As far as I know, there are no comparable options for the worker/footpath simulation available, but I understand that you don't want to re-build your model with transporters. So I guess your best option will be to look at the GoTo-syntax and manually route the workers "workplace-by-workplace" to their destination, potentially with some additional workplaces that are only used for routing. But that may also turn out as a lot of work, I'm afraid
Yes, exactly what I was thinking, both options will probably be a road full of trouble.
Let me elaborate a little bit more about how the current model works:
The reason we chose for workers is because we developed an order system. The production line, which consumes MUs, places orders in this system (a table) and checks if this order can be fulfilled (in the correct Stores where MUs are held). When MUs enter Stores, for example, it is checked if this MU can be used to fulfill these orders. There are many Stores, intermediate Stores, ... (complex system). These "orders", as we call them, are executed by doing the following actions (simplified explanation):
- set the MU destination attribute and the Store where the MU is moving from its MU target to the destination of the order
- set the broker of the Store where the MU is moving from to the broker of a specific transportation team (there are multiple teams, every MU has a specific team according to the MU name). A team consists of a broker, workerpool, shiftcalendar and analysis tools.
- move the MU using MU.move, which assigns a worker of the assigned team (with the correct services) to get the MU and deliver it to its destination.
I hope this explanation is clear enough, it is hard to give a brief overview of the complex systems. If it is not clear, please don't hesitate to ask a question.
This system works very well for what we are trying to simulate, because we can easily change what transportation teams deliver what MUs to the line (with the correct services, ...). The model therefore relies on the workerpools, services and brokers.
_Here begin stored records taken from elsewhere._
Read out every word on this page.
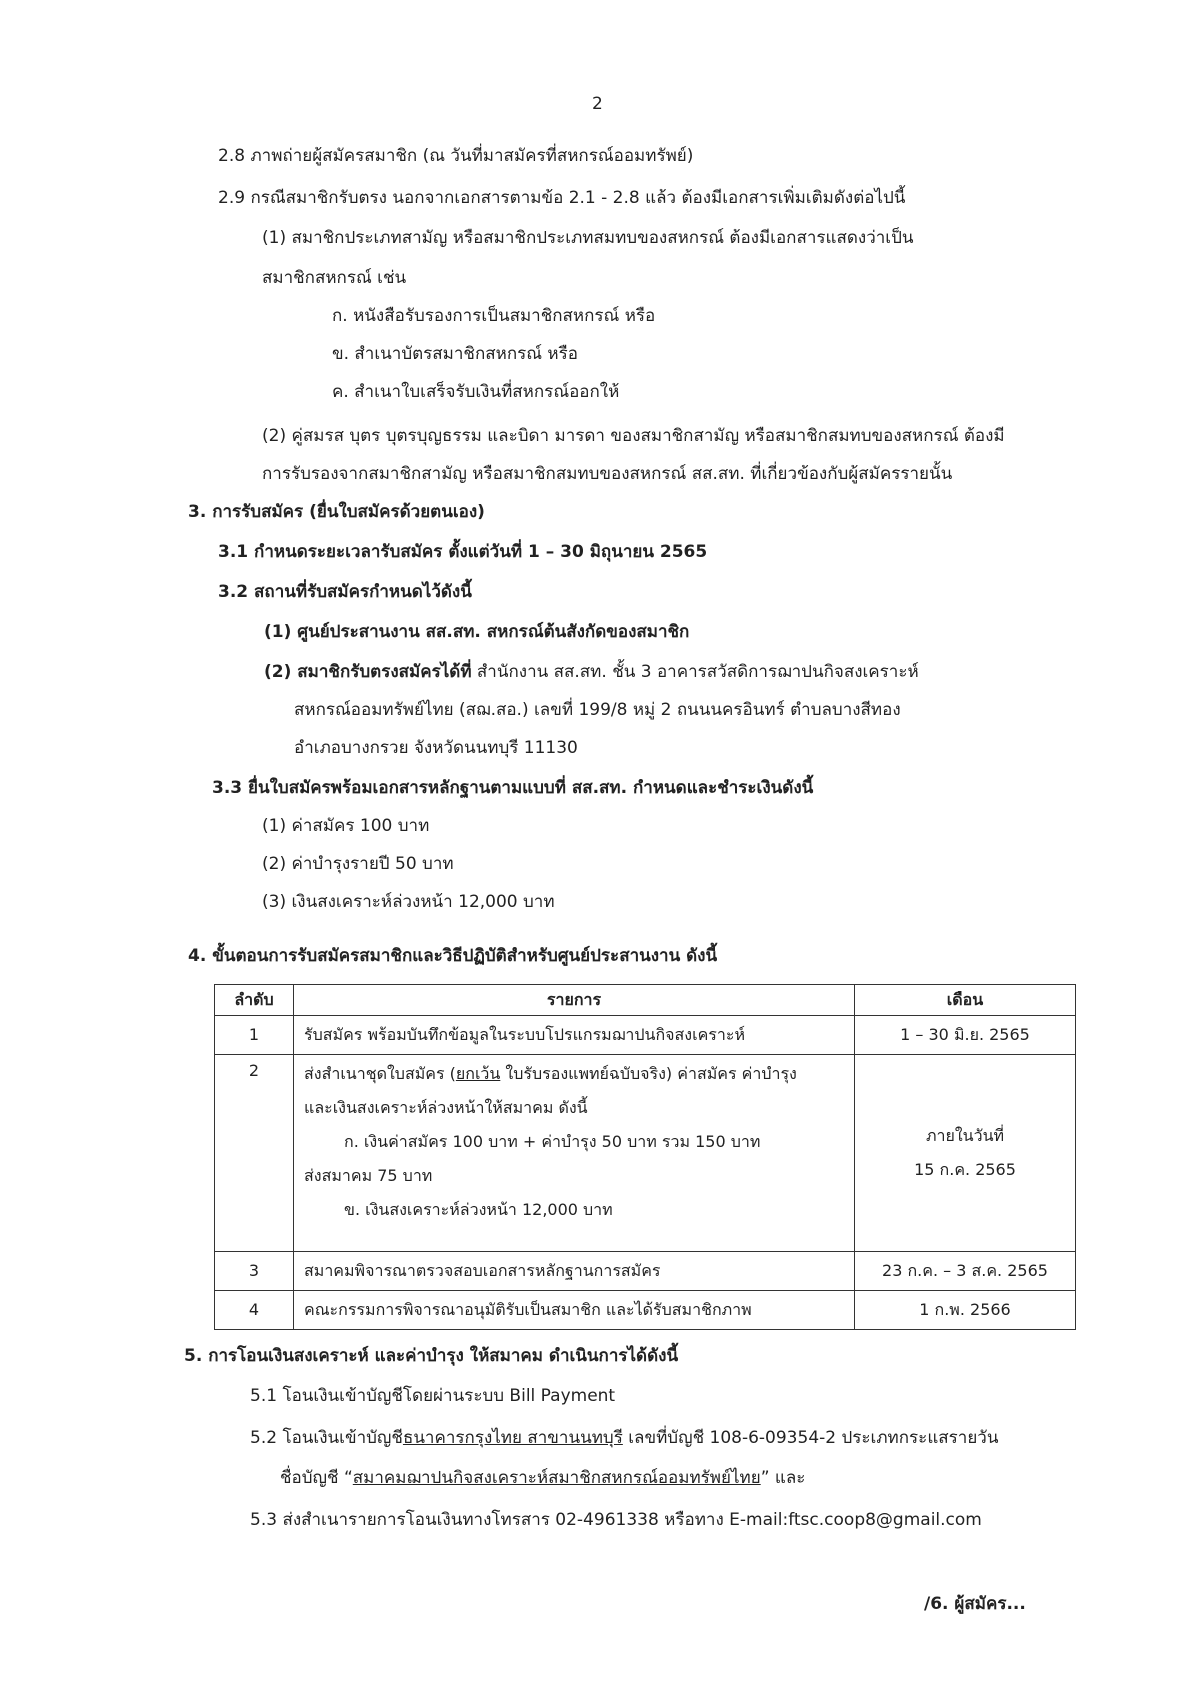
2
2.8 ภาพถ่ายผู้สมัครสมาชิก (ณ วันที่มาสมัครที่สหกรณ์ออมทรัพย์)
2.9 กรณีสมาชิกรับตรง นอกจากเอกสารตามข้อ 2.1 - 2.8 แล้ว ต้องมีเอกสารเพิ่มเติมดังต่อไปนี้
(1) สมาชิกประเภทสามัญ หรือสมาชิกประเภทสมทบของสหกรณ์ ต้องมีเอกสารแสดงว่าเป็น
สมาชิกสหกรณ์ เช่น
ก. หนังสือรับรองการเป็นสมาชิกสหกรณ์ หรือ
ข. สำเนาบัตรสมาชิกสหกรณ์ หรือ
ค. สำเนาใบเสร็จรับเงินที่สหกรณ์ออกให้
(2) คู่สมรส บุตร บุตรบุญธรรม และบิดา มารดา ของสมาชิกสามัญ หรือสมาชิกสมทบของสหกรณ์ ต้องมี
การรับรองจากสมาชิกสามัญ หรือสมาชิกสมทบของสหกรณ์ สส.สท. ที่เกี่ยวข้องกับผู้สมัครรายนั้น
3. การรับสมัคร (ยื่นใบสมัครด้วยตนเอง)
3.1 กำหนดระยะเวลารับสมัคร ตั้งแต่วันที่ 1 – 30 มิถุนายน 2565
3.2 สถานที่รับสมัครกำหนดไว้ดังนี้
(1) ศูนย์ประสานงาน สส.สท. สหกรณ์ต้นสังกัดของสมาชิก
(2) สมาชิกรับตรงสมัครได้ที่ สำนักงาน สส.สท. ชั้น 3 อาคารสวัสดิการฌาปนกิจสงเคราะห์
สหกรณ์ออมทรัพย์ไทย (สฌ.สอ.) เลขที่ 199/8 หมู่ 2 ถนนนครอินทร์ ตำบลบางสีทอง
อำเภอบางกรวย จังหวัดนนทบุรี 11130
3.3 ยื่นใบสมัครพร้อมเอกสารหลักฐานตามแบบที่ สส.สท. กำหนดและชำระเงินดังนี้
(1) ค่าสมัคร 100 บาท
(2) ค่าบำรุงรายปี 50 บาท
(3) เงินสงเคราะห์ล่วงหน้า 12,000 บาท
4. ขั้นตอนการรับสมัครสมาชิกและวิธีปฏิบัติสำหรับศูนย์ประสานงาน ดังนี้
ลำดับ	รายการ	เดือน
1	รับสมัคร พร้อมบันทึกข้อมูลในระบบโปรแกรมฌาปนกิจสงเคราะห์	1 – 30 มิ.ย. 2565
2	ส่งสำเนาชุดใบสมัคร (ยกเว้น ใบรับรองแพทย์ฉบับจริง) ค่าสมัคร ค่าบำรุง
และเงินสงเคราะห์ล่วงหน้าให้สมาคม ดังนี้
ก. เงินค่าสมัคร 100 บาท + ค่าบำรุง 50 บาท รวม 150 บาท
ส่งสมาคม 75 บาท
ข. เงินสงเคราะห์ล่วงหน้า 12,000 บาท	ภายในวันที่
15 ก.ค. 2565

3	สมาคมพิจารณาตรวจสอบเอกสารหลักฐานการสมัคร	23 ก.ค. – 3 ส.ค. 2565
4	คณะกรรมการพิจารณาอนุมัติรับเป็นสมาชิก และได้รับสมาชิกภาพ	1 ก.พ. 2566
5. การโอนเงินสงเคราะห์ และค่าบำรุง ให้สมาคม ดำเนินการได้ดังนี้
5.1 โอนเงินเข้าบัญชีโดยผ่านระบบ Bill Payment
5.2 โอนเงินเข้าบัญชีธนาคารกรุงไทย สาขานนทบุรี เลขที่บัญชี 108-6-09354-2 ประเภทกระแสรายวัน
ชื่อบัญชี “สมาคมฌาปนกิจสงเคราะห์สมาชิกสหกรณ์ออมทรัพย์ไทย” และ
5.3 ส่งสำเนารายการโอนเงินทางโทรสาร 02-4961338 หรือทาง E-mail:ftsc.coop8@gmail.com
/6. ผู้สมัคร...
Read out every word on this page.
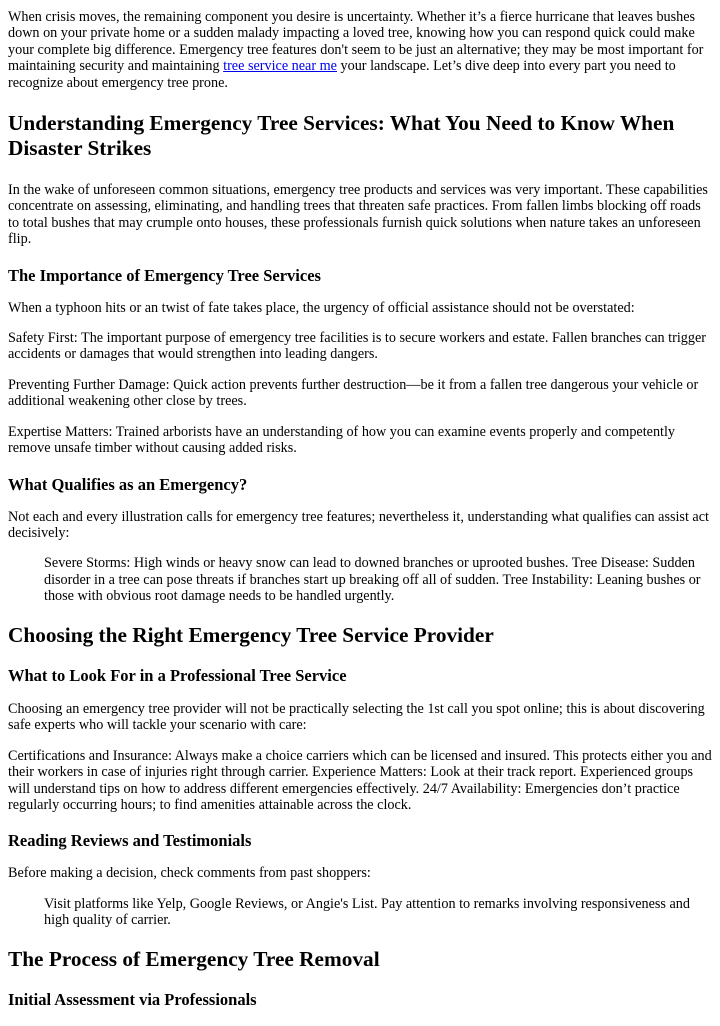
When crisis moves, the remaining component you desire is uncertainty. Whether it’s a fierce hurricane that leaves bushes down on your private home or a sudden malady impacting a loved tree, knowing how you can respond quick could make your complete big difference. Emergency tree features don't seem to be just an alternative; they may be most important for maintaining security and maintaining tree service near me your landscape. Let’s dive deep into every part you need to recognize about emergency tree prone.

Understanding Emergency Tree Services: What You Need to Know When Disaster Strikes

In the wake of unforeseen common situations, emergency tree products and services was very important. These capabilities concentrate on assessing, eliminating, and handling trees that threaten safe practices. From fallen limbs blocking off roads to total bushes that may crumple onto houses, these professionals furnish quick solutions when nature takes an unforeseen flip.

The Importance of Emergency Tree Services

When a typhoon hits or an twist of fate takes place, the urgency of official assistance should not be overstated:

Safety First: The important purpose of emergency tree facilities is to secure workers and estate. Fallen branches can trigger accidents or damages that would strengthen into leading dangers.

Preventing Further Damage: Quick action prevents further destruction—be it from a fallen tree dangerous your vehicle or additional weakening other close by trees.

Expertise Matters: Trained arborists have an understanding of how you can examine events properly and competently remove unsafe timber without causing added risks.

What Qualifies as an Emergency?

Not each and every illustration calls for emergency tree features; nevertheless it, understanding what qualifies can assist act decisively:

Severe Storms: High winds or heavy snow can lead to downed branches or uprooted bushes. Tree Disease: Sudden disorder in a tree can pose threats if branches start up breaking off all of sudden. Tree Instability: Leaning bushes or those with obvious root damage needs to be handled urgently.
Choosing the Right Emergency Tree Service Provider
What to Look For in a Professional Tree Service

Choosing an emergency tree provider will not be practically selecting the 1st call you spot online; this is about discovering safe experts who will tackle your scenario with care:

Certifications and Insurance: Always make a choice carriers which can be licensed and insured. This protects either you and their workers in case of injuries right through carrier. Experience Matters: Look at their track report. Experienced groups will understand tips on how to address different emergencies effectively. 24/7 Availability: Emergencies don’t practice regularly occurring hours; to find amenities attainable across the clock.

Reading Reviews and Testimonials

Before making a decision, check comments from past shoppers:

Visit platforms like Yelp, Google Reviews, or Angie's List. Pay attention to remarks involving responsiveness and high quality of carrier.
The Process of Emergency Tree Removal
Initial Assessment via Professionals
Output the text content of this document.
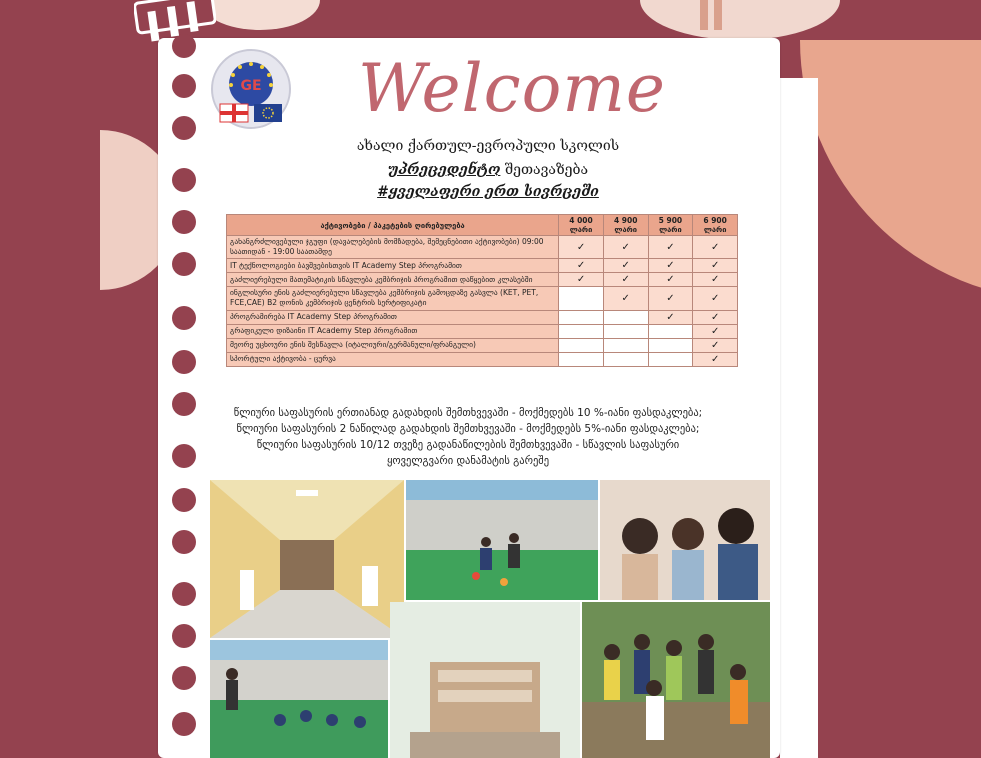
GE Welcome
ახალი ქართულ-ევროპული სკოლის
უპრეცედენტო შეთავაზება
#ყველაფერი ერთ სივრცეში
აქტივობები / პაკეტების ღირებულება	4 000 ლარი	4 900 ლარი	5 900 ლარი	6 900 ლარი
გახანგრძლივებული ჯგუფი (დავალებების მომზადება, შემეცნებითი აქტივობები) 09:00 საათიდან - 19:00 საათამდე	✓	✓	✓	✓
IT ტექნოლოგიები ბავშვებისთვის IT Academy Step პროგრამით	✓	✓	✓	✓
გაძლიერებული მათემატიკის სწავლება კემბრიჯის პროგრამით დაწყებით კლასებში	✓	✓	✓	✓
ინგლისური ენის გაძლიერებული სწავლება კემბრიჯის გამოცდაზე გასვლა (KET, PET, FCE,CAE) B2 დონის კემბრიჯის ცენტრის სერტიფიკატი		✓	✓	✓
პროგრამირება IT Academy Step პროგრამით			✓	✓
გრაფიკული დიზაინი IT Academy Step პროგრამით				✓
მეორე უცხოური ენის შესწავლა (იტალიური/გერმანული/ფრანგული)				✓
სპორტული აქტივობა - ცურვა				✓
წლიური საფასურის ერთიანად გადახდის შემთხვევაში - მოქმედებს 10 %-იანი ფასდაკლება;
წლიური საფასურის 2 ნაწილად გადახდის შემთხვევაში - მოქმედებს 5%-იანი ფასდაკლება;
წლიური საფასურის 10/12 თვეზე გადანაწილების შემთხვევაში - სწავლის საფასური
ყოველგვარი დანამატის გარეშე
And as far as I personally know, it is not possible to use the transporters to do these steps (is this true?).
I fear we will have to keep looking for an alternative one-way footpath option or use your proposal.
If we find an alternative, we will certainly post this solution here.
Thank you once more for the information!
Well, depending on your layout and whether the transport-worker-teams have only 1 store where they pick up from (and no other team must pick up from that store), it might be enough to use the TransferStation for loading parts to transporters and there setting "Always stop" = true, and thus have each team wait on the track at its pickup store, then once there are parts for your orders, they can be loaded, do the transport and then you can send them back to that station. The TransferStation's destination sensor must be set to "Activate only if destination".
If it's more complex, you would have to do something like in the attached example model. There I have defined
In this example, each MU-name requires a transport-service with a matching name and thus there are 3 MU-types and 3 transporter-pools. So I guess this control now does the same as the broker/workerpool in your case.
It's quite "stupid/simplistic", but I guess it can give you some ideas on how to proceed, if you are going to switch to transporters.
Thank you for the example model, it can certainly be a good starting point if we convert our model to using transporters. We were not sure how to model workerpool functionalities and emulate the services of workers for the transporters and this model certainly demonstrates a way to do this! We will try to implement our ordering system in your model.
So we will probably decide to convert the model, because the transporters indeed offer more fucntionalities in terms of carrying parts, routing, etc.
Thank you for all the help, it helped us a great deal!